"I deal in facts"
About this Quote
“I deal in facts” is lawyer-speak with a badge pinned to it. Louis Freeh isn’t just claiming accuracy; he’s staking out a moral high ground in a profession stereotyped as fluent in spin. The verb “deal” does double duty. It frames facts as currency, something you trade in, something you control, something that has value because you can deploy it at the right moment. That’s less neutral than it sounds: it implies an opposition party “deals” in something else - rumor, politics, emotion, narrative.
In Freeh’s orbit, the line also reads like institutional self-defense. As a former FBI director turned high-profile attorney, he straddles two credibility economies: law enforcement’s promise of objectivity and the courtroom’s craft of persuasion. The phrase is a preemptive inoculation against the obvious suspicion that he’s advocating for a client or an agenda. It’s a way of telling the audience: trust my method, not my motives.
The subtext is that “facts” aren’t merely discovered; they’re curated. In legal and investigative life, facts are selected, emphasized, sequenced. Declaring allegiance to them can function as a rhetorical power move: it narrows the field of acceptable debate to what the speaker is prepared to certify as “real.” That makes the line persuasive because it sounds anti-performative while quietly performing authority. It’s not an invitation to transparency; it’s an assertion of jurisdiction over reality.
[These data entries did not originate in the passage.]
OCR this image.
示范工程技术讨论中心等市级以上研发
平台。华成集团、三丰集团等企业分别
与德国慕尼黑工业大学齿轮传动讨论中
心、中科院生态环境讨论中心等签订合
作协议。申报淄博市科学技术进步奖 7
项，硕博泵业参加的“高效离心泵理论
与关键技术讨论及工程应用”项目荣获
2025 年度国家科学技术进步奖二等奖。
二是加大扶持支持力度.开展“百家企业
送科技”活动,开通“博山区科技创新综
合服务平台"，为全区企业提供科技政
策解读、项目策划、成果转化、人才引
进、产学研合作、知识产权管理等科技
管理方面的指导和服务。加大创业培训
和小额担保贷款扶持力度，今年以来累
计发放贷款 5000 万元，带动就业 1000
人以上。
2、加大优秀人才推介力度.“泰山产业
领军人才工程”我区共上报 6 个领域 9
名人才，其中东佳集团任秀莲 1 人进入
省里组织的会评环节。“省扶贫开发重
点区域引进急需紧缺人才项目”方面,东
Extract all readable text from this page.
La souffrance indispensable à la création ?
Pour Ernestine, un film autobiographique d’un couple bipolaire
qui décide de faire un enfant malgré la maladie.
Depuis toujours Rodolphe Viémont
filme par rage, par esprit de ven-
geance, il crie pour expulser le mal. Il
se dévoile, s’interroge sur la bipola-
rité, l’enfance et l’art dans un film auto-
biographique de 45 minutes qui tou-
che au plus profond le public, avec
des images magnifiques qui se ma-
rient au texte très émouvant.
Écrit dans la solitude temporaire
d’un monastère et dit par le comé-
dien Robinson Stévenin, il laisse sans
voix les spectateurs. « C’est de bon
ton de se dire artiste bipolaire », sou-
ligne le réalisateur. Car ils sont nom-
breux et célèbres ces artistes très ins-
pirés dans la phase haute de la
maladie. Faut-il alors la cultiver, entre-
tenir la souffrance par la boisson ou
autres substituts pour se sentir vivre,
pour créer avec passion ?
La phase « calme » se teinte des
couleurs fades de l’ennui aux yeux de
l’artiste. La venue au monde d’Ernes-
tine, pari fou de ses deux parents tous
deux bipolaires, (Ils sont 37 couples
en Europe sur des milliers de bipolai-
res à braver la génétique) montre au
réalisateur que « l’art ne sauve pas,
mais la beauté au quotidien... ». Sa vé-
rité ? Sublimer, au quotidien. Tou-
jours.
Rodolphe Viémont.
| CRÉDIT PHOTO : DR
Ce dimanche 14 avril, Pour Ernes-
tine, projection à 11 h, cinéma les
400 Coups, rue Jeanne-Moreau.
In Freeh’s orbit, the line also reads like institutional self-defense. As a former FBI director turned high-profile attorney, he straddles two credibility economies: law enforcement’s promise of objectivity and the courtroom’s craft of persuasion. The phrase is a preemptive inoculation against the obvious suspicion that he’s advocating for a client or an agenda. It’s a way of telling the audience: trust my method, not my motives.
The subtext is that “facts” aren’t merely discovered; they’re curated. In legal and investigative life, facts are selected, emphasized, sequenced. Declaring allegiance to them can function as a rhetorical power move: it narrows the field of acceptable debate to what the speaker is prepared to certify as “real.” That makes the line persuasive because it sounds anti-performative while quietly performing authority. It’s not an invitation to transparency; it’s an assertion of jurisdiction over reality.